Mission control for the Eneide Mission was performed by an ESA Operations Team from the new Columbus Control Centre on the premises of the German Aerospace Center DLR at Oberpfaffenhofen, near Munich, Germany, who provided all essential coordination and decision-making functions for the mission in close cooperation with the ISS partner control centres in Moscow, Houston and Huntsville (Alabama), the Lazio User Centre at the Tor Vergata University in Rome, Italy, and ESA's Eneide Mission Management Team in Noordwijk, the Netherlands.
The Eneide Mission was co-sponsored by the Italian Ministry of Defence and the Region of Lazio, in the framework of an agreement between ESA and Roscosmos, the Russian federal space agency. During the mission, Roberto Vittori had numerous contacts with representatives of the Italian government, the Ministry of Defence, the Region of Lazio, the media and schoolchildren.

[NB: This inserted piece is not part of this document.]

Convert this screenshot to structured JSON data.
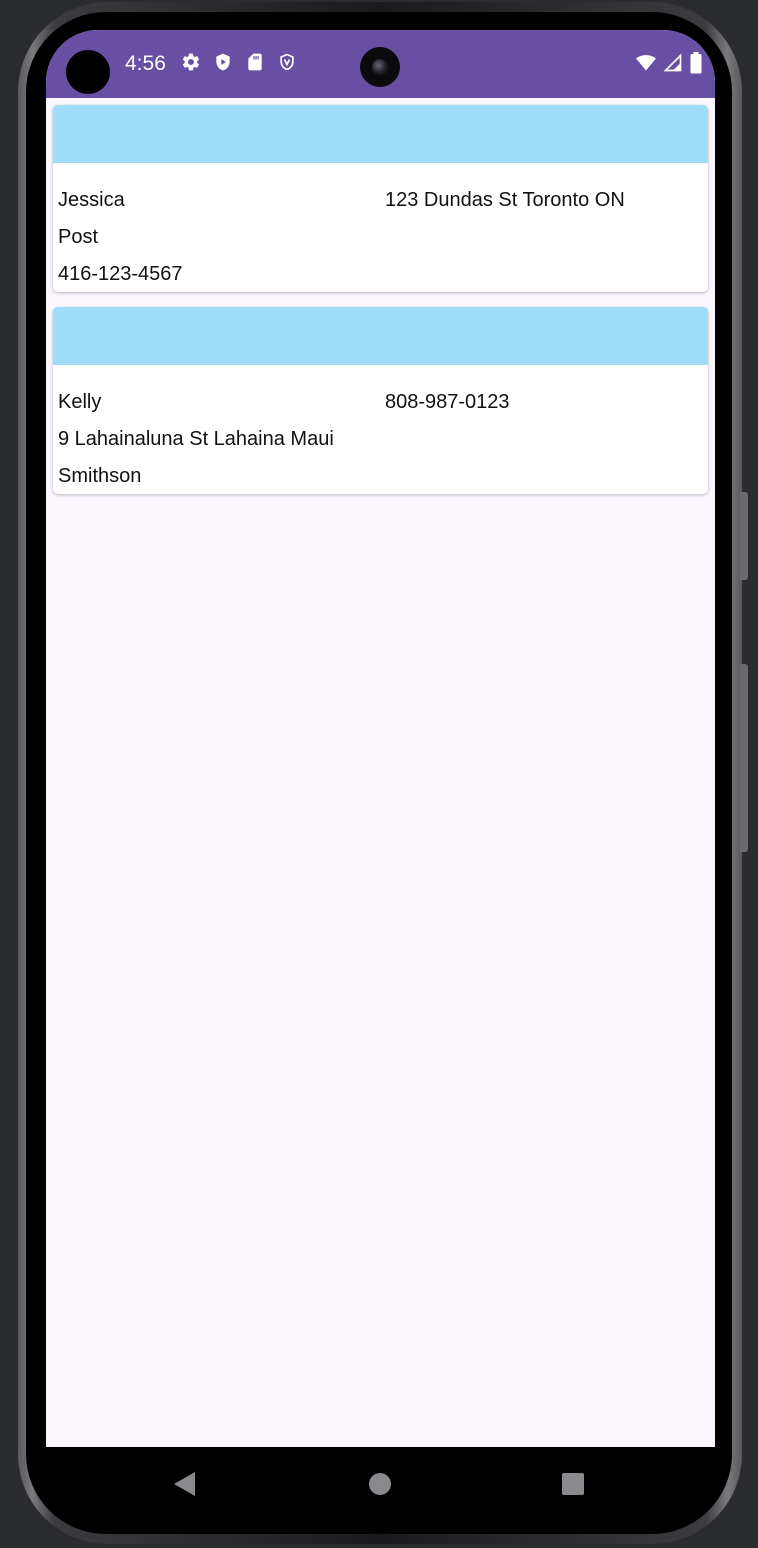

In addition to the experiment programme carried out by Roberto Vittori, the Eneide Mission served to exchange the ISS Expedition crew. The ISS Expedition 10 crew has now been replaced by the ISS Expedition 11 crew, Sergei Krikalev (Roscosmos) and John Phillips (NASA), who arrived with Roberto Vittori at the ISS in Soyuz TMA-6 on 17 April and are scheduled to return to Earth in October.
Each Soyuz TMA spacecraft serves not only as a crew exchange vehicle but also as an emergency return vehicle or lifeboat at the ISS. Soyuz TMA-6 will remain at the ISS with the Expedition 11 crew for the next six months. Vittori's launch from Baikonur was the sixth flight for the new Soyuz TMA series, the first having been in October 2002. With Vittori’s return and landing in Soyuz TMA-5, European astronauts have flown in all six Soyuz TMA spacecraft.